I worked my way out to the duck ponds off the river in the dark. The water was high from the previous day’s rains and it was easy to paddle over the flooded weeds. I set up with 6 gadwall on the left and 4 green-wing teal on the right with a little pocket between them. I backed the kayak up into a clump of bullrushes and hid there. I think the mistake I made was positioning myself directly in line with the pocket, such that the ducks coming straight in would be looking right at me. It was very still that morning and the duck decoys did not have much movement. Rain sprinkled down sporadically, and it was warm for late December – about 60 degrees F. The biting gnats were pretty annoying. I brought OFF to keep the mosquitoes away but left my Victoria’s Secret Amber Romance (repels gnats) in the truck.

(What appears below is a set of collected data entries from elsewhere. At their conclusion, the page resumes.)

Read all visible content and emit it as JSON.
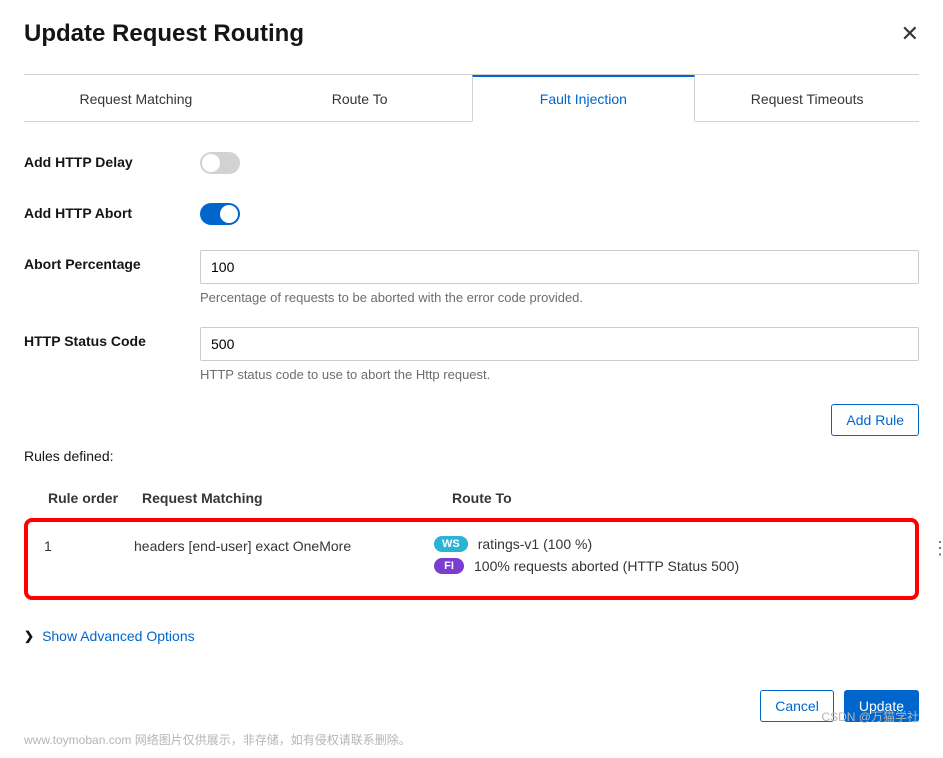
{
  "title": "Update Request Routing",
  "tabs": {
    "matching": "Request Matching",
    "route": "Route To",
    "fault": "Fault Injection",
    "timeouts": "Request Timeouts"
  },
  "form": {
    "delay_label": "Add HTTP Delay",
    "abort_label": "Add HTTP Abort",
    "abort_pct_label": "Abort Percentage",
    "abort_pct_value": "100",
    "abort_pct_help": "Percentage of requests to be aborted with the error code provided.",
    "status_label": "HTTP Status Code",
    "status_value": "500",
    "status_help": "HTTP status code to use to abort the Http request."
  },
  "add_rule": "Add Rule",
  "rules_title": "Rules defined:",
  "rules_header": {
    "order": "Rule order",
    "matching": "Request Matching",
    "route": "Route To"
  },
  "rules": {
    "r0": {
      "order": "1",
      "matching": "headers [end-user] exact OneMore",
      "ws_badge": "WS",
      "ws_text": "ratings-v1 (100 %)",
      "fi_badge": "FI",
      "fi_text": "100% requests aborted (HTTP Status 500)"
    }
  },
  "advanced": "Show Advanced Options",
  "actions": {
    "cancel": "Cancel",
    "update": "Update"
  },
  "footer": {
    "left": "www.toymoban.com  网络图片仅供展示，非存储，如有侵权请联系删除。",
    "right": "CSDN @万猫学社"
  }
}
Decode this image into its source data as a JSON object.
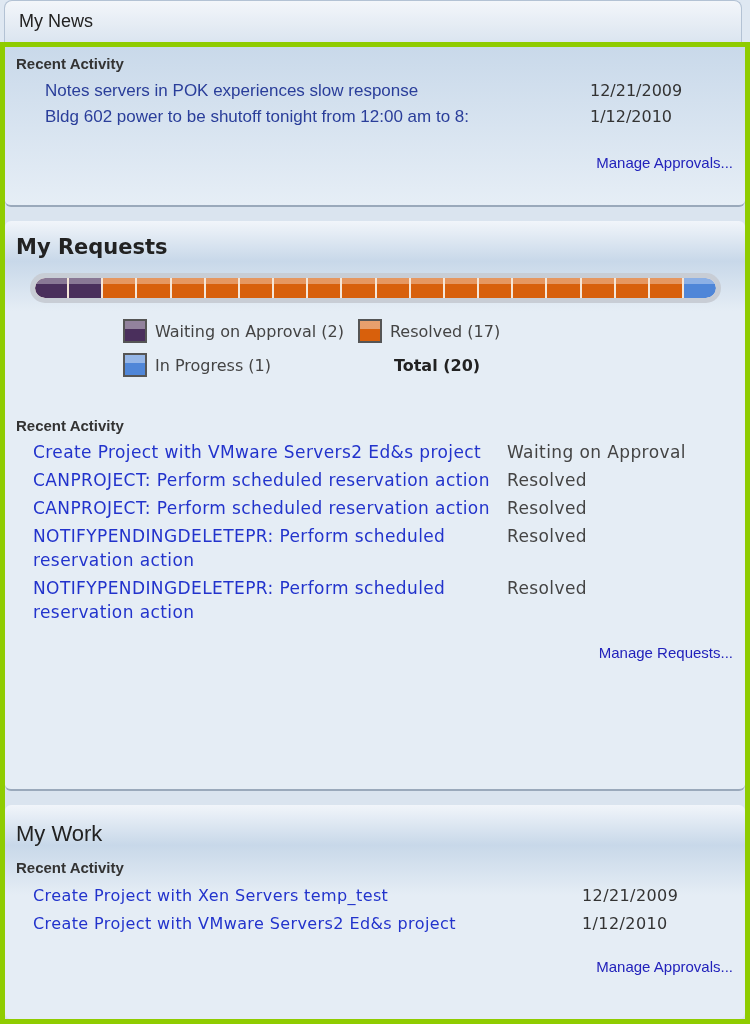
{
  "news": {
    "title": "My News",
    "section": "Recent Activity",
    "items": [
      {
        "text": "Notes servers in POK experiences slow response",
        "date": "12/21/2009"
      },
      {
        "text": "Bldg 602 power to be shutoff tonight from 12:00 am to 8:",
        "date": "1/12/2010"
      }
    ],
    "link": "Manage Approvals..."
  },
  "requests": {
    "title": "My Requests",
    "bar": [
      {
        "color": "#4a2f5c"
      },
      {
        "color": "#4a2f5c"
      },
      {
        "color": "#d8600c"
      },
      {
        "color": "#d8600c"
      },
      {
        "color": "#d8600c"
      },
      {
        "color": "#d8600c"
      },
      {
        "color": "#d8600c"
      },
      {
        "color": "#d8600c"
      },
      {
        "color": "#d8600c"
      },
      {
        "color": "#d8600c"
      },
      {
        "color": "#d8600c"
      },
      {
        "color": "#d8600c"
      },
      {
        "color": "#d8600c"
      },
      {
        "color": "#d8600c"
      },
      {
        "color": "#d8600c"
      },
      {
        "color": "#d8600c"
      },
      {
        "color": "#d8600c"
      },
      {
        "color": "#d8600c"
      },
      {
        "color": "#d8600c"
      },
      {
        "color": "#4f86d8"
      }
    ],
    "legend": [
      {
        "label": "Waiting on Approval (2)",
        "color": "#4a2f5c"
      },
      {
        "label": "Resolved (17)",
        "color": "#d8600c"
      },
      {
        "label": "In Progress (1)",
        "color": "#4f86d8"
      }
    ],
    "total": "Total (20)",
    "section": "Recent Activity",
    "items": [
      {
        "text": "Create Project with VMware Servers2 Ed&s project",
        "status": "Waiting on Approval"
      },
      {
        "text": "CANPROJECT: Perform scheduled reservation action",
        "status": "Resolved"
      },
      {
        "text": "CANPROJECT: Perform scheduled reservation action",
        "status": "Resolved"
      },
      {
        "text": "NOTIFYPENDINGDELETEPR: Perform scheduled reservation action",
        "status": "Resolved"
      },
      {
        "text": "NOTIFYPENDINGDELETEPR: Perform scheduled reservation action",
        "status": "Resolved"
      }
    ],
    "link": "Manage Requests..."
  },
  "work": {
    "title": "My Work",
    "section": "Recent Activity",
    "items": [
      {
        "text": "Create Project with Xen Servers temp_test",
        "date": "12/21/2009"
      },
      {
        "text": "Create Project with VMware Servers2 Ed&s project",
        "date": "1/12/2010"
      }
    ],
    "link": "Manage Approvals..."
  }
}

View from my kayak with decoys in the pond.
Shoulda, coulda, woulda had a limit. First a pair of wood ducks swooped in on me at the instant I had to scratch some gnats that were biting my forehead. I “waived” them goodbye. Then a squad of green wing teal buzzed through the decoys and I started to shoot but held off thinking they might swing around but they didn’t. The last was the worst. I had three gadwall dropping into the decoys, feet down, and suddenly they flared off. I emptied the Remington but didn’t have it on my cheek. These were the first shots I’ve fired at ducks in a couple of years. The rust was bad, and I don’t think I have shaken it off yet.
The ducks seemed to have found their places in the marsh and after an hour of gazing up at an empty sky I decided to pull up the decoys and try some fishing. I had found a hotspot for white bass and the hybrids (striped bass -white bass cross) off the river that has been good for the past couple of weeks. I put away the gun and the decoys and rigged up the 4 weight fly rod with a chartreuse and white clouser minnow. I marked lots of larger fish along the deep bayou (12-15 feet). Most of the fish were suspended at 6 to 10 feet. I worked the clouser slowly with short strips, tried big hops, and other retrieves but could not get a strike.
I moved over to some moving water where I had caught them on previous trips and a few were hanging out there. I caught six, ranging from a pound and half to about three and a half pounds. The larger fish had several broken lines in it’s striped pattern, which indicated it was a hybrid (sometimes called a wiper or a rockwhite). I took a photo of its mouth. The hybrid is supposed to have two tooth patches on the sides of its tongue while the white bass should have a tooth patch in the center of the tongue. This fish, and some others I caught seem to have combined features. Maybe these are hybrid x white bass crosses? I’m not sure what’s going on here, but they are fun to catch on light tackle.
Say aahhhhh for me! The entire “tooth patch” in the center of the fish’s tongue is rough, and there is pigmentation on the sides.